GAPKI Expects No Increase in CPO Products Export Duty in Indonesia

[2011-10-17 09:11:14]


GAPKI (The Indonesian Palm Oil Association), or the Indonesian Palm Oil Association, does not expect the Indonesian government to increase its CPO refined products export duty any time soon after slashing it by almost half starting early last month.

Executive director Mohamad Fadhli Hasan said GAPKI understood the plight of the Malaysian palm oil downstream players and also Malaysian planters with upstream operations in Indonesia following the severe cut in the export duty making local palm products uncompetitive in the world market.

The revised export duty structure will see an overall duty reduction of 53% to 80% in bulk products among others like RBD palm olein, RBD palm stearin, RBD palm oil and RBD palm stearin (in less than 25kg pack) from Indonesia.

Fadhli told StarBiz after a recent Palm Oil Refiners' Association of Malaysia (Poram) annual forum that the CPO export duty cut was not purposely aimed at Malaysia.

"This is part of the Indonesian government's strategic transformation for its palm oil sector, given Indonesia's position as the world's largest CPO producer at about 23 million tonnes annually," he explained.

As Indonesia continues to produce more CPO, Fadhli said there was a need to create more players domestically to absorb the high CPO production via building up more downstream industry.

He admitted that there was also strong contention among the Indonesian upstream players on the CPO export duty cut.

"Many say that the Indonesian government is going to promote the value-added downstream industry at the expense of the plantation industry," Fadhli added.

The lower export duty will mean that the Indonesian upstream plantation players would have to subsidise the downstream sector to expand further.

Industry observers said the Indonesia CPO export duty cut was not aimed at Malaysia alone but a more calculated move to make Indonesian refined palm oil more competitive against European refiners.

Poram chief executive officer Mohamad Jaaffar Ahmad, meanwhile, said: "Even without the lower export duty, the Malaysian industry has been paying an average of RM300 more compared with Indonesian refiners in getting their CPO supply this year.

"When this CPO is converted into refined palm products and exported, Malaysia is already at a disadvantage of RM30 to RM40 per tonne."

With the new Indonesian export duty, the discounted margin of Indonesian refined palm oil will be much wider than Malaysia's.

On average, the expected operating profit margins for the refineries should be 5% in order to be competitive against the Indonesians.

The more than halving of Indonesia's export duty since last month will make the situation more critical and almost render Malaysian refined palm products uncompetitive against Indonesian products.

According to Malaysian Palm Oil Board (MPOB) statistics, Malaysia has lost out on sales to the tune of 261,809 tonnes worth RM1.19bil of palm oil finished products between 2008 and 2010.

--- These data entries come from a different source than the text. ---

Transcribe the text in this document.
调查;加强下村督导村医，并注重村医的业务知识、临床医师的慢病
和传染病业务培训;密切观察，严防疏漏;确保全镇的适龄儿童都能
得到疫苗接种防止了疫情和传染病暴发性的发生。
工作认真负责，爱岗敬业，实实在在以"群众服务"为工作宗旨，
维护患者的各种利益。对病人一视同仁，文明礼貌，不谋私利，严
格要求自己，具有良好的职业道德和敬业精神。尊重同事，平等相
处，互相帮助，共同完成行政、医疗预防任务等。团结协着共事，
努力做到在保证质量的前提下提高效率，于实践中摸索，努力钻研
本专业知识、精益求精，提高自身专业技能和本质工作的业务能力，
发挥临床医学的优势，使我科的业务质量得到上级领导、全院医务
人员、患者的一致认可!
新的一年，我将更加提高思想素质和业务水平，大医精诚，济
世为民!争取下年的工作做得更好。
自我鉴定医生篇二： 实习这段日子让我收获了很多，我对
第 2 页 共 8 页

This is mainly because of cheaper raw materials and lower export duty imposed by the Indonesian government for that market sector.

Malaysian and Indonesian palm oil refined products are exported to the same major markets like China, India, the European Union (EU) and Pakistan.

"It is expected that with this price advantage (lower CPO export duty), Indonesian palm oil will find a much bigger market share especially in price-sensitive countries like India, Pakistan and China."

MPOB said as at end-2010, there were a total of 51 palm oil refineries in operation with a total annual refining capacity of 22.89 million tonnes.

Jaaffar said: "As long as the Malaysian Government maintains the policy of imposing export duty for CPO, we do not foresee there will be any shutdown in capacity in the short term.

"However, the refinery will be under tremendous pressure to process CPO if our refined palm oil products are not competitive against cheaper refined Indonesian palm oil products."

Poram said that with the new export duty structure, there would be less CPO available for export from Indonesia.

"This will put some pressure on the supply of CPO for our local refiners."

He said Malaysian refiners would continue to process CPO if there was demand for refined palm oil.

However, in the longer term, if Malaysia is not able to offer competitive refined palm oil products prices on the international market, there will be a large build-up of CPO stocks.

"We may need to offload them to Indonesia or the EU. Malaysia then will once again become the number one exporter of CPO. There goes our dream to become the hub for palm oil processing in the world," he added.